«Os direitos das mulheres não podem esperar»
MDM assinala 14 anos da aprovação da IVG

IGUALDADE Na passagem dos 14 anos da aprovação, através de um referendo, da Interrupção Voluntária da Gravidez (IVG), o Movimento Democrático de Mulheres (MDM) destacou o trabalho dos profissionais de saúde para garantir esse direito.

Em nota divulgada no dia 12 de Fevereiro, o MDM lembra que a aprovação da IVG «teve um valioso significado para a emancipação da mulher, ligada ao direito de decisão para uma maternidade desejada, responsável e feliz».

Como destaca o movimento, este «progresso tem marcado positivamente» a vida de muitas jovens e mulheres: mantém-se a tendência decrescente desde 2011; as interrupções da gravidez (IG), até 2018 realizadas por opção da mulher decresceram 27,1 por cento, e entre 2017 e 2018 houve menos quatro (4) por cento; em 2018, o número de IVG foi o mais pequeno de sempre.

Simultaneamente, Portugal continua a situar-se abaixo da média europeia; apenas 21,8 por cento de mulheres que realizaram IVG já antes a tinham efectuado; 92,6 por cento das mulheres que realizaram IVG escolheram posteriormente um método de contracepção; a IG nas jovens com menos de 20 anos tem vindo a diminuir, sendo de 9,12 por cento; as mulheres continuam a recorrer à IG como último recurso; tem diminuído o número de atendimentos por complicações abortivas nos serviços de saúde e não houve mortes maternas, desde 2011, associadas à IG.

Questões negativas

Entretanto, persistem fragilidades e obstáculos no Serviço Nacional de Saúde (SNS).
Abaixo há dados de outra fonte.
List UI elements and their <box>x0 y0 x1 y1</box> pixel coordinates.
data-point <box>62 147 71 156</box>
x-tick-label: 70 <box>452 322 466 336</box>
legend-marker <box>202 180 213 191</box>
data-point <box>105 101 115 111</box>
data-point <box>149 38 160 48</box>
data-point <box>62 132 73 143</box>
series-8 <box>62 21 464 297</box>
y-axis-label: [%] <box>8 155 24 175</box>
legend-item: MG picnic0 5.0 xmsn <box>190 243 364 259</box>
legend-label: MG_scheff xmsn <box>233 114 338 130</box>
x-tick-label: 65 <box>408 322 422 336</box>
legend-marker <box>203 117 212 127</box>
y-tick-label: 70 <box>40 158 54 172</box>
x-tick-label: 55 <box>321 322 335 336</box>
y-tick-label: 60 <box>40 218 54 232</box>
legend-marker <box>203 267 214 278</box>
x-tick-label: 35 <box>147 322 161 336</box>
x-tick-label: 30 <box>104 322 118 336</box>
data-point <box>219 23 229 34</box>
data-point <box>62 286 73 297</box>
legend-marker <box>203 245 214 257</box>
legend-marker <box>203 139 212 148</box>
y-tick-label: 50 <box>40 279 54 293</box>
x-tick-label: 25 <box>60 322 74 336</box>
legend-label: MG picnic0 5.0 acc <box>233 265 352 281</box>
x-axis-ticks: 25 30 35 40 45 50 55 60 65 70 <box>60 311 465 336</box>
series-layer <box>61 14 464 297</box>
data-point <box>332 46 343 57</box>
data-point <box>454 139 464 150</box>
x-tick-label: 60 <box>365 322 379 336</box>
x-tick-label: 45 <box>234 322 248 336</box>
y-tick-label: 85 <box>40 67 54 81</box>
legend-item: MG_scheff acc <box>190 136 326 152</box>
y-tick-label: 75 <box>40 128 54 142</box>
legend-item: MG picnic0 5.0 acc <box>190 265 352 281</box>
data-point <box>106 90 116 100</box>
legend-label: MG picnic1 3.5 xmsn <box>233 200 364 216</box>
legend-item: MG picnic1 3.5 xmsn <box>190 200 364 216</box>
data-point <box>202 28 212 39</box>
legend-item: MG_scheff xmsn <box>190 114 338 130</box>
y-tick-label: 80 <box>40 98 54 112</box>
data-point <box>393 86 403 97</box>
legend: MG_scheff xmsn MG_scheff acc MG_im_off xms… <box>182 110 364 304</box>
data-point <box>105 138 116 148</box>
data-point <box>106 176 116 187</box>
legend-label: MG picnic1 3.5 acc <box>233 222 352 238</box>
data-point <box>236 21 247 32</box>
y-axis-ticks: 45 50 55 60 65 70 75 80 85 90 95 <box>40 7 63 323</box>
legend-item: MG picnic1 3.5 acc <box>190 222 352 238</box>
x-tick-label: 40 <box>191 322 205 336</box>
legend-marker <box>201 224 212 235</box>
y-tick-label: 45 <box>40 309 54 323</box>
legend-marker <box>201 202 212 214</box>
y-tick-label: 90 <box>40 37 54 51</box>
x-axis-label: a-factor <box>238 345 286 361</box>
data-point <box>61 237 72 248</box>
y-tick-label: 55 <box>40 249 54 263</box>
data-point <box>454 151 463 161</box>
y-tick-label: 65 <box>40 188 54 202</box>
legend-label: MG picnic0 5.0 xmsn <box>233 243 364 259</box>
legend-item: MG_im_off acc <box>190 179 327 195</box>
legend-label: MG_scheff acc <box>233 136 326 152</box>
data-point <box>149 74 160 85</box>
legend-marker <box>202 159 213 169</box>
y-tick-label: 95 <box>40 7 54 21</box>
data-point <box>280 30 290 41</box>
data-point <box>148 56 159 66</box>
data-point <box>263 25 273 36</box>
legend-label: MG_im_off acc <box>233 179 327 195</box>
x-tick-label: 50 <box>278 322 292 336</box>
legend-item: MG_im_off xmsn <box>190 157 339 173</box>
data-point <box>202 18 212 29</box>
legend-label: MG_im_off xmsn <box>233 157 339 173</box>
O MDM aponta como principais «questões negativas» as graves assimetrias regionais com deslocalização da realização da IVG para zonas distantes da área de residência, sendo das mais desprotegidas as zonas do interior, como o Alentejo; a tendência de encaminhamento de mulheres para o sector privado (cerca de 70 por cento das IG feitas no privado são pagas pelo SNS); a IG continua a aumentar em mulheres de nacionalidade estrangeira, atingindo 20,8 por cento (18,2 por cento em 2017 e 17,7 por cento em 2016); o grupo onde há maior risco de uma gravidez terminar em IVG é o das menores de 20 anos, estimando-se que em 2018 aproximadamente 56 por cento das gravidezes em menores de 15 anos terminou em IG e foi de 40 por cento em gravidezes ocorridas entre os 15 e o 19 anos de idade.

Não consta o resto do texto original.